Administration: The government did not keep adequate prison records. The effectiveness of a 2009 database created by the UN Development Program (UNDP) and the government was limited because the UNDP system was not completely compatible with the internal recordkeeping system. Prisons utilized only handwritten paper files to document and manage inmates. There was no alternative sentencing for nonviolent offenders.
There was no prison ombudsman to handle complaints; however, the country’s independent human rights monitoring body, the Office of the Citizen Protector (OPC), maintained a presence at several prison facilities and advocated for the rights and better conditions of prisoners, especially juveniles in preventive detention, and investigated credible allegations of inhuman conditions. The OPC regularly visited prisons and detention facilities in the country’s 18 jurisdictions and worked closely with NGOs and civil society groups.

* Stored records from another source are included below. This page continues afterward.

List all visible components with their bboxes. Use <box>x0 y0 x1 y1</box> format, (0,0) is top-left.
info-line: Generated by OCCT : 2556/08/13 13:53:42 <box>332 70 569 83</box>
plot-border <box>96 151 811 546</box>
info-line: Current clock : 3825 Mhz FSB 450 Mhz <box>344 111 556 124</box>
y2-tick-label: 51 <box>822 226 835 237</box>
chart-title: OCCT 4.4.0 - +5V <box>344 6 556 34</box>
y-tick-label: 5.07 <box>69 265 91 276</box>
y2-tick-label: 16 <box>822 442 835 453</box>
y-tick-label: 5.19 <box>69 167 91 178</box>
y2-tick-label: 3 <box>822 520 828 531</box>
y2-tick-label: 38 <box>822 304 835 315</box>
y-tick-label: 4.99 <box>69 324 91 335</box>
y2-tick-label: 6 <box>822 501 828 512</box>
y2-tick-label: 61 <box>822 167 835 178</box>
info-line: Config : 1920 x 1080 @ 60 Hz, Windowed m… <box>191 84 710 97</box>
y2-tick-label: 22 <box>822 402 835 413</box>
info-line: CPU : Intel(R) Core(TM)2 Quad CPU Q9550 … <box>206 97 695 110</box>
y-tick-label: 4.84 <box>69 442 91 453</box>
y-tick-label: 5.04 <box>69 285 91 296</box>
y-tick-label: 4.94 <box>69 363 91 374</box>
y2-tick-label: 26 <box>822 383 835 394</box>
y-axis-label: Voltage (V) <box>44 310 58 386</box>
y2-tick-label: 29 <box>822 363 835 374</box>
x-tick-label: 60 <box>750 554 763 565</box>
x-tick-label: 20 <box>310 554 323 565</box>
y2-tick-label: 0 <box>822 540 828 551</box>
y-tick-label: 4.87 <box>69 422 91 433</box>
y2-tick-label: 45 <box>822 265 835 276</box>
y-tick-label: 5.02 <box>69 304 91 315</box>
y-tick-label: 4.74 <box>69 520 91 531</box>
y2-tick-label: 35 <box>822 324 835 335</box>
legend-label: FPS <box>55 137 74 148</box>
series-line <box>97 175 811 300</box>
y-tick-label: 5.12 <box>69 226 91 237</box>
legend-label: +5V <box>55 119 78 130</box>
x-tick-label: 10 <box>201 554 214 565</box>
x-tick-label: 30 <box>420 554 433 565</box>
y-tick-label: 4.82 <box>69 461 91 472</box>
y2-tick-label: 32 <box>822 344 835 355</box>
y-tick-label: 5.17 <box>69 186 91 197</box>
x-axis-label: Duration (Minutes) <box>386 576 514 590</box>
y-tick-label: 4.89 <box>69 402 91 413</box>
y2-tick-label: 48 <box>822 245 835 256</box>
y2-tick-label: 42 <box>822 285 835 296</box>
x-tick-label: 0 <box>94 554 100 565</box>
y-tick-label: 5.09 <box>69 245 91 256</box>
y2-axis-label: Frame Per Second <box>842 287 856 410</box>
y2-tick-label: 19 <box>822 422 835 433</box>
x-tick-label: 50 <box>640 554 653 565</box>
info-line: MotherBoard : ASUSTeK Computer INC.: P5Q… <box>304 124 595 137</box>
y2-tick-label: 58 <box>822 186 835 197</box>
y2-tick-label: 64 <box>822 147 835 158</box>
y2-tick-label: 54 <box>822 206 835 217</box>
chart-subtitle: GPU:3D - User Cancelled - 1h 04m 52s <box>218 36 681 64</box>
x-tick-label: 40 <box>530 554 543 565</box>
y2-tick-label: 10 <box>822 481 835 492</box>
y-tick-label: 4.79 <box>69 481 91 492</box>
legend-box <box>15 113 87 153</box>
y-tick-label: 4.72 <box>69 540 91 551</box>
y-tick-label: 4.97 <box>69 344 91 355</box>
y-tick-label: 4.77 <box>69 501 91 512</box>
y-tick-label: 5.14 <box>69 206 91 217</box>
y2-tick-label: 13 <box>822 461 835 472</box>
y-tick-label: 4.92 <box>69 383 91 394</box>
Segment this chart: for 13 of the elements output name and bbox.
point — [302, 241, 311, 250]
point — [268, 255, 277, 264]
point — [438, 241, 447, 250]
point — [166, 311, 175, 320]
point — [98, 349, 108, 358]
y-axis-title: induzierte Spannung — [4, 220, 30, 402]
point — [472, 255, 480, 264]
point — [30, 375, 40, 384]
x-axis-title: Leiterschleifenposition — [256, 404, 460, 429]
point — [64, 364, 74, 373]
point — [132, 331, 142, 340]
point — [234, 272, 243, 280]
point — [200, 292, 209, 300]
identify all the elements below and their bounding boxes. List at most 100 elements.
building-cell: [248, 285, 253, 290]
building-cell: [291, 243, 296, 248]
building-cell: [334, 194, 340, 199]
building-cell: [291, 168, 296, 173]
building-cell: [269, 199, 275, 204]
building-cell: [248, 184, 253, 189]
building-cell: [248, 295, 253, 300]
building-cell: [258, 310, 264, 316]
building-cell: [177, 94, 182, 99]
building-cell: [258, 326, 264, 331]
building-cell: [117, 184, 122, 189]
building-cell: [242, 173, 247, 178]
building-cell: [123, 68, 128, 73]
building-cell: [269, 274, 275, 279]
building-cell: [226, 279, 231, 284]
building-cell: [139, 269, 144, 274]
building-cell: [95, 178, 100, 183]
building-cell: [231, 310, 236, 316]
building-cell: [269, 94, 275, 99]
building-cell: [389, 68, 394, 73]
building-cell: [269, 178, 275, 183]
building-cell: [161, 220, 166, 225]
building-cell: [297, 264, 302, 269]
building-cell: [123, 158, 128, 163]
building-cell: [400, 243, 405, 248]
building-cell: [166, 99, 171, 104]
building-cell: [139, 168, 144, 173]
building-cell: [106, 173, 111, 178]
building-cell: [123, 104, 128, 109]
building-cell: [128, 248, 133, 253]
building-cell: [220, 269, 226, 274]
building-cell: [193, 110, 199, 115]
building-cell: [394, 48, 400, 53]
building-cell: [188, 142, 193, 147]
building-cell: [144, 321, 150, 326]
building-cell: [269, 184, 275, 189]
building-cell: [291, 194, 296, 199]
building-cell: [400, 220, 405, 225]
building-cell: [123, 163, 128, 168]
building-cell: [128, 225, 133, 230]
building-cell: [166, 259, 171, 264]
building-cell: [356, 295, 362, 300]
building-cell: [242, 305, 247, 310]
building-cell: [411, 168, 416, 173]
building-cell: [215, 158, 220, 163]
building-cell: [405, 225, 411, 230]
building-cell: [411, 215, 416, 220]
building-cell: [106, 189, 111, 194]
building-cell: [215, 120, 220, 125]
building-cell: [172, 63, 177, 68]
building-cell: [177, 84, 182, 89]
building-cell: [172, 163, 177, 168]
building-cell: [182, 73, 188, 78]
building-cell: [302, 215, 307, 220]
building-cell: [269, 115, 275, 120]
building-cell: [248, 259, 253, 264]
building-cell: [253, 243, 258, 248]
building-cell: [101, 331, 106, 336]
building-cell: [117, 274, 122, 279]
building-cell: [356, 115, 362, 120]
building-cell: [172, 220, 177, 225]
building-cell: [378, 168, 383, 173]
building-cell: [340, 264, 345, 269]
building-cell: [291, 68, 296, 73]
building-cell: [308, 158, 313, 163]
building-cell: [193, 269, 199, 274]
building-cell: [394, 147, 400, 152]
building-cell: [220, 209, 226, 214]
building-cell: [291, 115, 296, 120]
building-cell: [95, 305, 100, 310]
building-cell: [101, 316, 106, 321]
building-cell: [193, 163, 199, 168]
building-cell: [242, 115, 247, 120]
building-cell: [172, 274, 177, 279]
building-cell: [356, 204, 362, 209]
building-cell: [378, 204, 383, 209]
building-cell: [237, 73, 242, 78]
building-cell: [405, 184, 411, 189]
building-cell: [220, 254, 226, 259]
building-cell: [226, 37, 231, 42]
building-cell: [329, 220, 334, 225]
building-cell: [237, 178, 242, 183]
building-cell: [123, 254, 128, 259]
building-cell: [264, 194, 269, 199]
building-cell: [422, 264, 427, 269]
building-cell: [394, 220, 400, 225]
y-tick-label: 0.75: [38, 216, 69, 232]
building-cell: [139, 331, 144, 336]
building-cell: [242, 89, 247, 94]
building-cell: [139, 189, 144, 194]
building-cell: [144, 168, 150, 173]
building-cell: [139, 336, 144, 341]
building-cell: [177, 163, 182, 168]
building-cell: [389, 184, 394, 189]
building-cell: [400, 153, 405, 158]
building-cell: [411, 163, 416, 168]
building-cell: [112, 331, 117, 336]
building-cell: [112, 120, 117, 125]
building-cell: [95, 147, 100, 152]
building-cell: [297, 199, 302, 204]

Independent Monitoring: The DAP permitted the International Committee of the Red Cross, MINUSTAH, local human rights NGOs, and other organizations to freely monitor prison conditions. These institutions and organizations investigated allegations of abuse and mistreatment of prisoners, resulting several times in the improvement of their situations.
Improvements: The Ministry of Justice and Public Security, with assistance from international partners, opened two new prisons that conformed to international norms. In January a new women’s prison opened in Cabaret with a design capacity of 300 inmates. It is equipped with classrooms, detention cells with toilets, a health clinic, and a solar power system.
The new prison in Ft. Liberte was inaugurated in August. It had the capacity to hold 600 detainees and had its own clean drinking water supply system and a solar power system.